Having recently tasted Romanian, Hungarian and Italian versions of a Brettljause, going to a Croatian restaurant that advertises itself at the nearby railway station using a poster of an appetizing selection of cold cuts sounded like a logical next step.
Despite its not very glamorous location, Tartuf is surprisingly stylish on the inside, using a lot of dark wood and dimmed lights. It also proudly displays the “one fork award” of Falstaff, meaning that the quality of the dishes and the service must be well above average.

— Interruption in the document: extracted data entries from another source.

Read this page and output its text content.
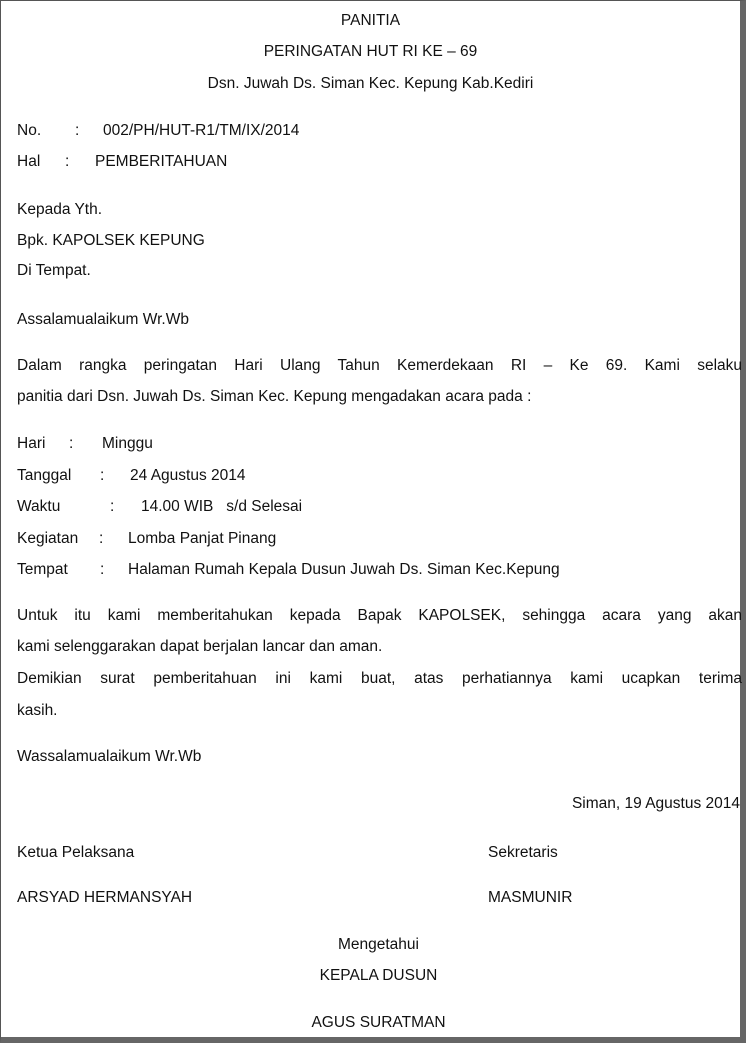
PANITIA
PERINGATAN HUT RI KE – 69
Dsn. Juwah Ds. Siman Kec. Kepung Kab.Kediri
No. : 002/PH/HUT-R1/TM/IX/2014
Hal : PEMBERITAHUAN
Kepada Yth.
Bpk. KAPOLSEK KEPUNG
Di Tempat.
Assalamualaikum Wr.Wb
Dalam rangka peringatan Hari Ulang Tahun Kemerdekaan RI – Ke 69. Kami selaku
panitia dari Dsn. Juwah Ds. Siman Kec. Kepung mengadakan acara pada :
Hari : Minggu
Tanggal : 24 Agustus 2014
Waktu	: 14.00 WIB   s/d Selesai
Kegiatan : Lomba Panjat Pinang
Tempat : Halaman Rumah Kepala Dusun Juwah Ds. Siman Kec.Kepung
Untuk itu kami memberitahukan kepada Bapak KAPOLSEK, sehingga acara yang akan
kami selenggarakan dapat berjalan lancar dan aman.
Demikian surat pemberitahuan ini kami buat, atas perhatiannya kami ucapkan terima
kasih.
Wassalamualaikum Wr.Wb
Siman, 19 Agustus 2014
Ketua Pelaksana	Sekretaris
ARSYAD HERMANSYAH	MASMUNIR
Mengetahui
KEPALA DUSUN
AGUS SURATMAN
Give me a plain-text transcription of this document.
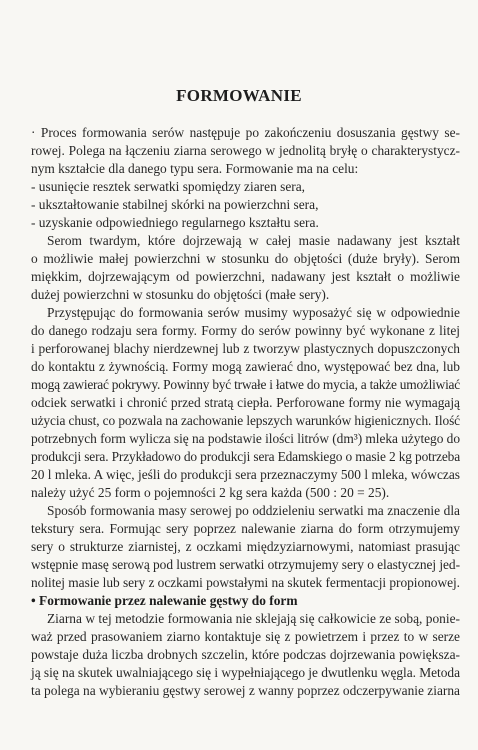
FORMOWANIE
· Proces formowania serów następuje po zakończeniu dosuszania gęstwy se-
rowej. Polega na łączeniu ziarna serowego w jednolitą bryłę o charakterystycz-
nym kształcie dla danego typu sera. Formowanie ma na celu:
- usunięcie resztek serwatki spomiędzy ziaren sera,
- ukształtowanie stabilnej skórki na powierzchni sera,
- uzyskanie odpowiedniego regularnego kształtu sera.
Serom twardym, które dojrzewają w całej masie nadawany jest kształt
o możliwie małej powierzchni w stosunku do objętości (duże bryły). Serom
miękkim, dojrzewającym od powierzchni, nadawany jest kształt o możliwie
dużej powierzchni w stosunku do objętości (małe sery).
Przystępując do formowania serów musimy wyposażyć się w odpowiednie
do danego rodzaju sera formy. Formy do serów powinny być wykonane z litej
i perforowanej blachy nierdzewnej lub z tworzyw plastycznych dopuszczonych
do kontaktu z żywnością. Formy mogą zawierać dno, występować bez dna, lub
mogą zawierać pokrywy. Powinny być trwałe i łatwe do mycia, a także umożliwiać
odciek serwatki i chronić przed stratą ciepła. Perforowane formy nie wymagają
użycia chust, co pozwala na zachowanie lepszych warunków higienicznych. Ilość
potrzebnych form wylicza się na podstawie ilości litrów (dm³) mleka użytego do
produkcji sera. Przykładowo do produkcji sera Edamskiego o masie 2 kg potrzeba
20 l mleka. A więc, jeśli do produkcji sera przeznaczymy 500 l mleka, wówczas
należy użyć 25 form o pojemności 2 kg sera każda (500 : 20 = 25).
Sposób formowania masy serowej po oddzieleniu serwatki ma znaczenie dla
tekstury sera. Formując sery poprzez nalewanie ziarna do form otrzymujemy
sery o strukturze ziarnistej, z oczkami międzyziarnowymi, natomiast prasując
wstępnie masę serową pod lustrem serwatki otrzymujemy sery o elastycznej jed-
nolitej masie lub sery z oczkami powstałymi na skutek fermentacji propionowej.
• Formowanie przez nalewanie gęstwy do form
Ziarna w tej metodzie formowania nie sklejają się całkowicie ze sobą, ponie-
waż przed prasowaniem ziarno kontaktuje się z powietrzem i przez to w serze
powstaje duża liczba drobnych szczelin, które podczas dojrzewania powiększa-
ją się na skutek uwalniającego się i wypełniającego je dwutlenku węgla. Metoda
ta polega na wybieraniu gęstwy serowej z wanny poprzez odczerpywanie ziarna
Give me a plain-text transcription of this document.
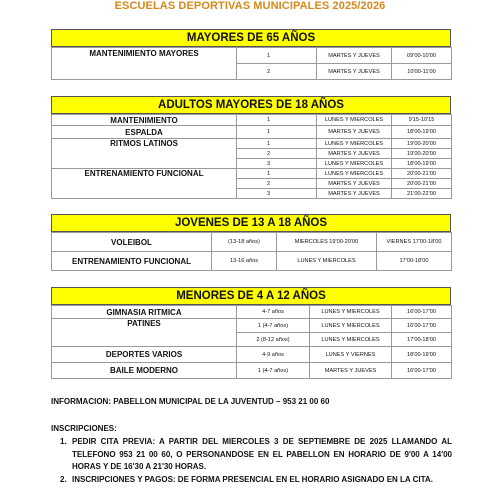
ESCUELAS DEPORTIVAS MUNICIPALES 2025/2026
MAYORES DE 65 AÑOS
MANTENIMIENTO MAYORES	1	MARTES Y JUEVES	09'00-10'00
	2	MARTES Y JUEVES	10'00-11'00
ADULTOS MAYORES DE 18 AÑOS
MANTENIMIENTO	1	LUNES Y MIERCOLES	9'15-10'15
ESPALDA	1	MARTES Y JUEVES	18'00-19'00
RITMOS LATINOS	1	LUNES Y MIERCOLES	19'00-20'00
	2	MARTES Y JUEVES	19'00-20'00
	3	LUNES Y MIERCOLES	18'00-19'00
ENTRENAMIENTO FUNCIONAL	1	LUNES Y MIERCOLES	20'00-21'00
	2	MARTES Y JUEVES	20'00-21'00
	3	MARTES Y JUEVES	21'00-22'00
JOVENES DE 13 A 18 AÑOS
VOLEIBOL	(13-18 años)	MIERCOLES 19'00-20'00	VIERNES 17'00-18'00
ENTRENAMIENTO FUNCIONAL	13-16 años	LUNES Y MIERCOLES	17'00-18'00
MENORES DE 4 A 12 AÑOS
GIMNASIA RITMICA	4-7 años	LUNES Y MIERCOLES	16'00-17'00
PATINES	1 (4-7 años)	LUNES Y MIERCOLES	16'00-17'00
	2 (8-12 años)	LUNES Y MIERCOLES	17'00-18'00
DEPORTES VARIOS	4-9 años	LUNES Y VIERNES	18'00-19'00
BAILE MODERNO	1 (4-7 años)	MARTES Y JUEVES	16'00-17'00
INFORMACION: PABELLON MUNICIPAL DE LA JUVENTUD – 953 21 00 60
INSCRIPCIONES:
1. PEDIR CITA PREVIA: A PARTIR DEL MIERCOLES 3 DE SEPTIEMBRE DE 2025 LLAMANDO AL TELEFONO 953 21 00 60, O PERSONANDOSE EN EL PABELLON EN HORARIO DE 9'00 A 14'00 HORAS Y DE 16'30 A 21'30 HORAS.
2. INSCRIPCIONES Y PAGOS: DE FORMA PRESENCIAL EN EL HORARIO ASIGNADO EN LA CITA.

The “Delicacies plate,” unfortunately, did not meet my elevated expectations. A part of the problem was that I, inspired by the poster, expected something resembling a Brettljause. What I received was a fancy starter, with small bits of cheese and meat expertly arranged on a huge plate. Besides, although I am fully aware that the region of Istria is very close to Italy, I would have liked to try something a bit different from the typical Italian ingredients: prosciutto, salami, grana and olives. The Tête de Moine cheese does not count, for as far as I know it comes from Switzerland and not Croatia. The only unidentified ingredient was a slightly smoked cheese of no particular taste. Finally, the quantity was truly tiny – not really in Jamie Oliver’s league, but too small even for a starter. And for what the plate contained, the price was exorbitant.
It can very well be that Tartuf serves quite a few fantastic dishes and is a perfect location for a romantic candlelight dinner. However, if you are looking for a Brettljause, it offers nothing more than a very expensive way of staying hungry.